Movie audiences had never seen anything like it before and, thanks to the British Board of Film Censors (now Classification), didn't see it on video for 25 years. The film was re-released in 1998, the year before the BBFC finally removed its ban, passing it uncut with an 18 certificate for video.
The film's power to upset and alarm has diminished since the original release, partly because the primitive pre-Star Wars special effects are poor compared to today's computer-generated trickery. For instance, because Friedkin wanted to see the actor's cold breath in a scene in Regan's bedroom, the enclosed set had to be refrigerated overnight to achieve the same effect that was added afterwards by computer-generated effects in the recent Titanic.
One trick Friedkin employed, and one which worried some people, was insert subliminal images - flashes of pictures only detectable if you freeze frame the picture. Then Regan's face changes. The images used were actually pictures of rejected make-up tests for the character's possessed look.
The Exorcist remains scary but the glut of devil-worship movies that followed and countless movies featuring much more extreme violence and imagery have robbed the movie of real shock value. Viewed today, it's hard to imagine what prompted critics to call The Exorcist "a thoroughly evil film" and "an insult to the intelligence and a disgrace to the cinema".
Novelist William Peter Blatty based his supernatural tale on a real-life case of the possession and exorcism of a teenage Canadian boy in the 1940s. Several other directors were considered until Friedkin, who'd won an Oscar for The French Connection, was signed up.
Shooting the film didn't always proceed smoothly. He and Blatty argued on the set to the point where the writer tried to have him fired from the project. The director allegedly slapped a real priest in the cast to get the right reaction on camera. Several times he's alleged to have fired a gun on the set.

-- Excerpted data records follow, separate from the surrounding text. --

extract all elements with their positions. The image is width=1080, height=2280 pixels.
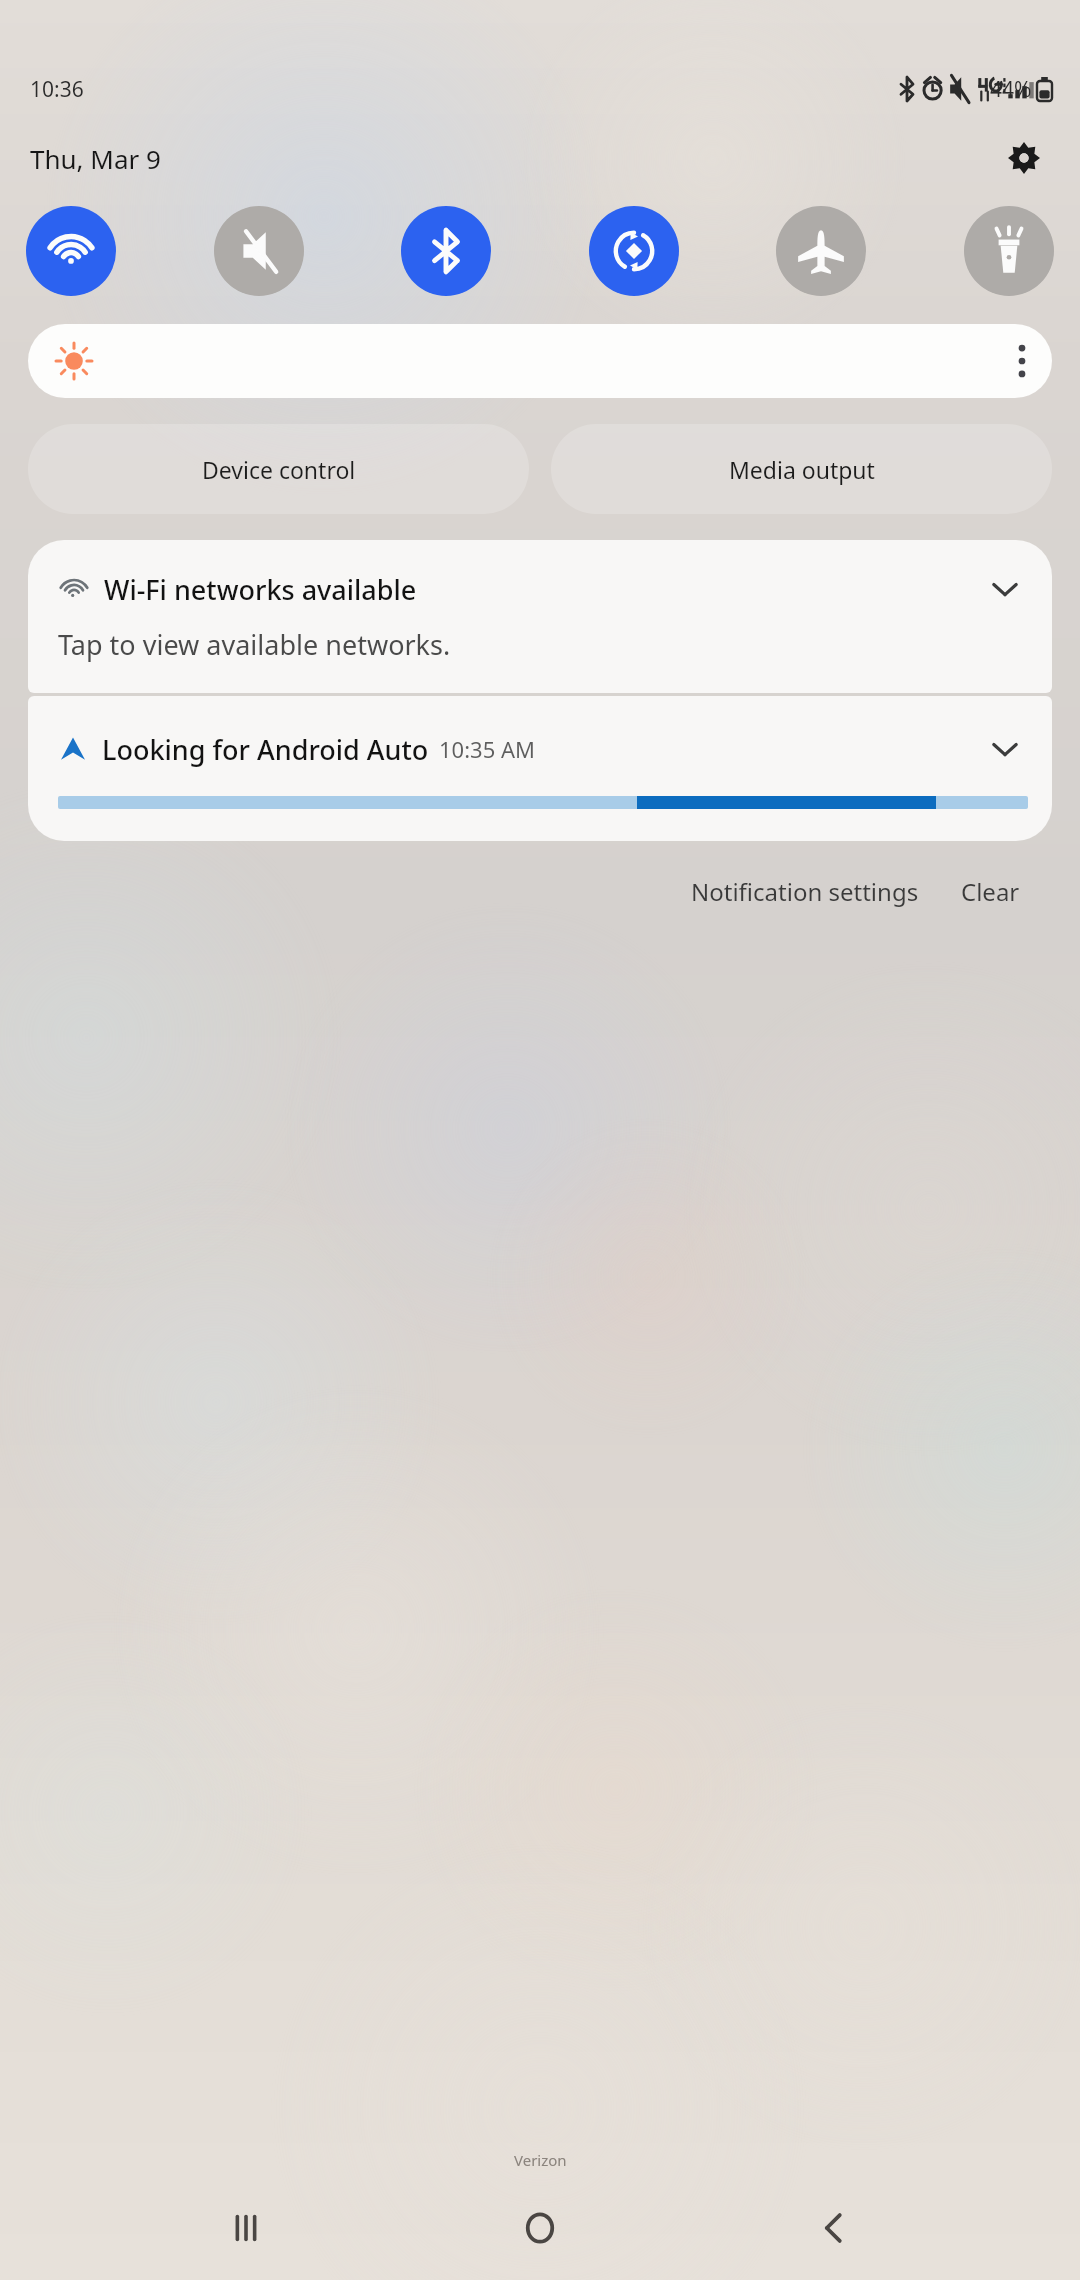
button[interactable]: Flashlight xyxy=(964,206,1054,296)
button[interactable]: Back xyxy=(786,2180,882,2276)
button[interactable]: Sound off xyxy=(214,206,304,296)
button[interactable]: Expand Wi-Fi notification xyxy=(982,566,1028,612)
staticText: Thu, Mar 9 xyxy=(30,141,161,176)
button[interactable]: Notification settings xyxy=(683,867,927,916)
button[interactable]: Wi-Fi networks available xyxy=(28,540,1052,693)
staticText: Clear xyxy=(961,875,1020,908)
button[interactable]: Expand Android Auto notification xyxy=(982,726,1028,772)
staticText: Media output xyxy=(729,454,875,485)
button[interactable]: Media output xyxy=(551,424,1052,514)
button[interactable]: Looking for Android Auto xyxy=(28,696,1052,841)
staticText: Wi-Fi networks available xyxy=(104,571,417,608)
staticText: Notification settings xyxy=(691,875,919,908)
button[interactable]: Airplane mode xyxy=(776,206,866,296)
button[interactable]: Device control xyxy=(28,424,529,514)
button[interactable]: Brightness xyxy=(28,324,1052,398)
staticText: Device control xyxy=(202,454,356,485)
button[interactable]: Settings xyxy=(998,132,1050,184)
button[interactable]: Bluetooth xyxy=(401,206,491,296)
button[interactable]: Auto rotate xyxy=(589,206,679,296)
button[interactable]: Recent apps xyxy=(198,2180,294,2276)
button[interactable]: Wi-Fi xyxy=(26,206,116,296)
staticText: 44% xyxy=(990,75,1032,104)
staticText: 10:36 xyxy=(30,75,84,104)
button[interactable]: Clear xyxy=(953,867,1028,916)
staticText: Tap to view available networks. xyxy=(58,626,451,663)
button[interactable]: Home xyxy=(492,2180,588,2276)
staticText: Looking for Android Auto xyxy=(102,731,429,768)
staticText: 10:35 AM xyxy=(439,734,535,764)
staticText: Verizon xyxy=(514,2150,567,2170)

The Exorcist received ten Oscar nominations, including a best picture nod, but won just two, for Blatty's screenplay and sound.
The legacy of The Exorcist includes a theory that a curse has affected cast and crew. Deaths, injuries and even the slump in Friedkin's career have been blamed on its influence. Yet, the director shows no sign of abandoning the film even now. Last year, he reinstated several deleted scenes, including Regan's spider walk, for yet another cinema re-release.